19 Ottobre 2025
/ 30.09.2025

Scappare dal clima, l’esodo dei rifugiati climatici

Chi sono i rifugiati climatici e perché la questione ci riguarda da vicino

Alla settimana del clima a New York sono stati il convitato di pietra. A metà secolo ci saranno fino a 200 milioni di migranti climatici, persone costrette a spostarsi perché non hanno più una casa. E più si ritardano le azioni di mitigazione della crisi climatica più il problema si aggrava, creando un disastro umanitario e una pericolosa pressione alle porte dell’Europa.  Non a caso un film spagnolo imperniato su questo tema, Mariposas Negras, ha vinto la terza edizione di Cinema in Verde, all’Orto Botanico di Roma.

Ma chi sono, dunque, i migranti climatici? L’Organizzazione internazionale per le migrazioni li definisce come individui che, in larga parte contro la loro volontà, sono costretti ad abbandonare, temporaneamente o definitivamente, il luogo in cui vivono a causa di eventi ambientali estremi o di un degrado progressivo del territorio. Una diaspora, per certi versi, meno visibile, perché sono sì milioni di persone, ma che, spesso, non attraversano i confini nazionali, ma si spostano all’interno del proprio Paese, verso città o regioni meno colpite.

Le ragioni sono molteplici. Alcune improvvise, come uragani, alluvioni e incendi che, in poche ore, distruggono villaggi e raccolti. Altre, invece, sono lente, quasi impercettibili. Come la desertificazione, che avanza in regioni agricole un tempo fertili, o l’innalzamento del livello del mare, che corrode le coste e rende invivibili isole e comunità costiere. Circostanze rese più drammatiche dai risvolti sociali: perdita di lavoro, insicurezza alimentare, tensioni per l’accesso a risorse che scarseggiano.

Insomma, non hanno ancora uno status giuridico internazionale riconosciuto, ma esistono, e sono sempre più numerosi. A differenza di altre categorie, come ad esempio i rifugiati di guerra o i migranti economici, queste persone sono spinte da un fattore meno visibile ma altrettanto subdolo: il cambiamento climatico. Infatti, dietro a ondate di calore insostenibili, desertificazione, innalzamento dei mari, cicloni e inondazioni ci sono vite umane che cambiano, per sempre.

I numeri di un esodo silenzioso

Per citare qualche numero: secondo il rapporto “Groundswell” della Banca Mondiale, entro il 2050 potrebbero essere fino a 216milioni le persone costrette a spostarsi all’interno del proprio Paese per ragioni climatiche, soprattutto in sei aree particolarmente vulnerabili. In particolare, il report fa riferimento all’Africa subsahariana, all’Asia dell’Est e del Pacifico, l’Asia meridionale, il Nord Africa, l’America latina e l’Asia Centrale.

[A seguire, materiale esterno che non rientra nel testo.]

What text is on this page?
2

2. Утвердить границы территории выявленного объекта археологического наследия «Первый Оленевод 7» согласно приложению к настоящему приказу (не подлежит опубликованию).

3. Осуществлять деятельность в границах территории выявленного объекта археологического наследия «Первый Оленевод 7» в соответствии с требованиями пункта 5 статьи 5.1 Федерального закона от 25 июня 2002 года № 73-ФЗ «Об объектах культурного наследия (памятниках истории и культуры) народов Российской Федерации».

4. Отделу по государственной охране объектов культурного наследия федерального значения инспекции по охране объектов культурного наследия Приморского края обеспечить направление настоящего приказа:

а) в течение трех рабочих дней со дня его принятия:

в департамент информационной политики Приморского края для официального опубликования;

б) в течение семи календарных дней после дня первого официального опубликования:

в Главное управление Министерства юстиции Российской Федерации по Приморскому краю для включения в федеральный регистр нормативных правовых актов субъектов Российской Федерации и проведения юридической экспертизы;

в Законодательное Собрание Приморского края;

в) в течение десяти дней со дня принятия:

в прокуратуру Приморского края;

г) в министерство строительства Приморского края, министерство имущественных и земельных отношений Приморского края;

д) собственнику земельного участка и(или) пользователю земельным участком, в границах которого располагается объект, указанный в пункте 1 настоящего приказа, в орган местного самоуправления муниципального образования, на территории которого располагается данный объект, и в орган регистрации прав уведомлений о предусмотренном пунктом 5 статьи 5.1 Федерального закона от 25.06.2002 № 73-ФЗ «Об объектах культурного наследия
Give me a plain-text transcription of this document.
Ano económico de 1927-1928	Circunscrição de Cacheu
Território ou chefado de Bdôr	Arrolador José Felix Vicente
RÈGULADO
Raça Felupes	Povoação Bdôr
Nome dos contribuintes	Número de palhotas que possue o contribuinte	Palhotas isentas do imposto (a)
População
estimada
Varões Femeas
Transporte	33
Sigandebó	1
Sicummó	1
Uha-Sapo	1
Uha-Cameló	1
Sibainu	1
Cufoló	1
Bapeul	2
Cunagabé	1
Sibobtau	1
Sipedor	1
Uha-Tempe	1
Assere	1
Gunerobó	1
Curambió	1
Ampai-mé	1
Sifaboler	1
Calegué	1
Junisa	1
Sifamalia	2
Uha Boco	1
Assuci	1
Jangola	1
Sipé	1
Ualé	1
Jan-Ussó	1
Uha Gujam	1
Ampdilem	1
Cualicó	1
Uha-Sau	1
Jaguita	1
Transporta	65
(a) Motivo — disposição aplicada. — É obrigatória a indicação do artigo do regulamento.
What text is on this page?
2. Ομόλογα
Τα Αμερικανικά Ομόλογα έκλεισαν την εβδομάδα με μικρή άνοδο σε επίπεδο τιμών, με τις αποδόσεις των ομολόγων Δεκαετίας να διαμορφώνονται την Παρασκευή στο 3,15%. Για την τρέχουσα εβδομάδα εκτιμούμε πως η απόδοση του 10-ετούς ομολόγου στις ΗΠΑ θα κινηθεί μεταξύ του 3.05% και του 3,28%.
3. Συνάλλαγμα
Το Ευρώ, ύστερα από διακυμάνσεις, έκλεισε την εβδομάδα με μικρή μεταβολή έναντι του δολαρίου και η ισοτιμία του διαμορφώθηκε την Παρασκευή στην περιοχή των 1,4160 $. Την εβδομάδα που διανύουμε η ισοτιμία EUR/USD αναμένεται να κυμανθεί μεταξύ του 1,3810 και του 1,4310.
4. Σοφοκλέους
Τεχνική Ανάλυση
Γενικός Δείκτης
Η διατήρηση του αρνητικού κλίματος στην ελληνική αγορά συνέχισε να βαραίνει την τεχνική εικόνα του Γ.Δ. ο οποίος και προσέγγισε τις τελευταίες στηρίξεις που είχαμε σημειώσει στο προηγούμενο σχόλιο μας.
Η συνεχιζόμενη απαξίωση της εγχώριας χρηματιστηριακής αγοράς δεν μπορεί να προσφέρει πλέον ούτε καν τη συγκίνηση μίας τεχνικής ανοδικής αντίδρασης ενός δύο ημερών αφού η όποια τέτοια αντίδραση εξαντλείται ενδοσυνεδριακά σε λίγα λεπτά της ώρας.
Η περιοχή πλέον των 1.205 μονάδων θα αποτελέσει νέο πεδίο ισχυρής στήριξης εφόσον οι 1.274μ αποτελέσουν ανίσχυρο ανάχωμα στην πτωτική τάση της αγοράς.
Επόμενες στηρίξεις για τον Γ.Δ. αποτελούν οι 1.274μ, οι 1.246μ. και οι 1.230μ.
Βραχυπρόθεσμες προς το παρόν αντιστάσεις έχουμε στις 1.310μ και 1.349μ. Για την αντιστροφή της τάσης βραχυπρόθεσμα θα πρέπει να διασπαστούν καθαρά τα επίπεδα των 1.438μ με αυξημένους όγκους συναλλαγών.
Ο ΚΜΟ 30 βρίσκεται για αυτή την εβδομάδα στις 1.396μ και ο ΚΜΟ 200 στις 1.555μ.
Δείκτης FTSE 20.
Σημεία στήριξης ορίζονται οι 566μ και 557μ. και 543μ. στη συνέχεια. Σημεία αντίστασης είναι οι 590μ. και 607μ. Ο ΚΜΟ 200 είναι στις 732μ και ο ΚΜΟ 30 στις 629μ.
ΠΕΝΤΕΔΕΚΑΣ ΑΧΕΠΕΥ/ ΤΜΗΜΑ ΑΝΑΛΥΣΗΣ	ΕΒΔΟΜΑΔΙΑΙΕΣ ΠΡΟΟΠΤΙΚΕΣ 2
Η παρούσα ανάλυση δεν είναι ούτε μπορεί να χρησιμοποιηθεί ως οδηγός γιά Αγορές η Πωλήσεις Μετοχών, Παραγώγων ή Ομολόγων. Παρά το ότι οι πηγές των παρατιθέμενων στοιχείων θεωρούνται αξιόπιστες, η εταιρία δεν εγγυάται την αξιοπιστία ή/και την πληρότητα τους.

Dunque, si tratta di una realtà lontana da noi? Non proprio, anzi. L’Europa, per non essendo tra le prime “vittime” come altre regioni del pianeta, non è immune. E anche il nostro Paese si trova al centro di questa dinamica: da un lato come terra di approdo, dall’altro come territorio vulnerabile. L’estate del 2023, per esempio, ha mostrato con chiarezza i limiti di un sistema non preparato a fronteggiare ondate di calore eccezionali, alluvioni improvvise e frane. Insomma, non è un problema soltanto altrove: l’erosione delle coste, la perdita di terreni, i danni alle coltivazioni e alle infrastrutture ci riguardano da vicino.

Già oggi alcune comunità italiane, soprattutto in aree rurali o montane, sono costrette a spostarsi verso le città più attrezzate per affrontare i disastri climatici. Allo stesso tempo, i flussi in arrivo dal Mediterraneo sono sempre più influenzati dai fattori climatici, soprattutto da quelle aree dove siccità e desertificazione mettono in ginocchio le economie locali basate su agricoltura e pastorizia. 

In altri termini, siamo di fronte a un fenomeno subdolo, che raramente entra nel dibattito pubblico, ma che rappresenta un problema sempre più concreto. E a livello normativo la strada è ancora in salita. Nessuno Stato membro dell’Unione europea – Italia compresa – ha introdotto una legislazione specifica che riconosca lo status di migrante climatico. Così, chi fugge da una catastrofe ambientale, è costretto a fare affidamento a strumenti giuridici presenti per altri contesti, come permessi di protezione umanitaria e misure emergenziali. Ma nei casi più drammatici, questo vuoto lascia queste persone senza tutele chiare. E, nonostante l’Ue abbia varato piani di adattamento e resilienza, siamo ancora lontani da strategie integrate.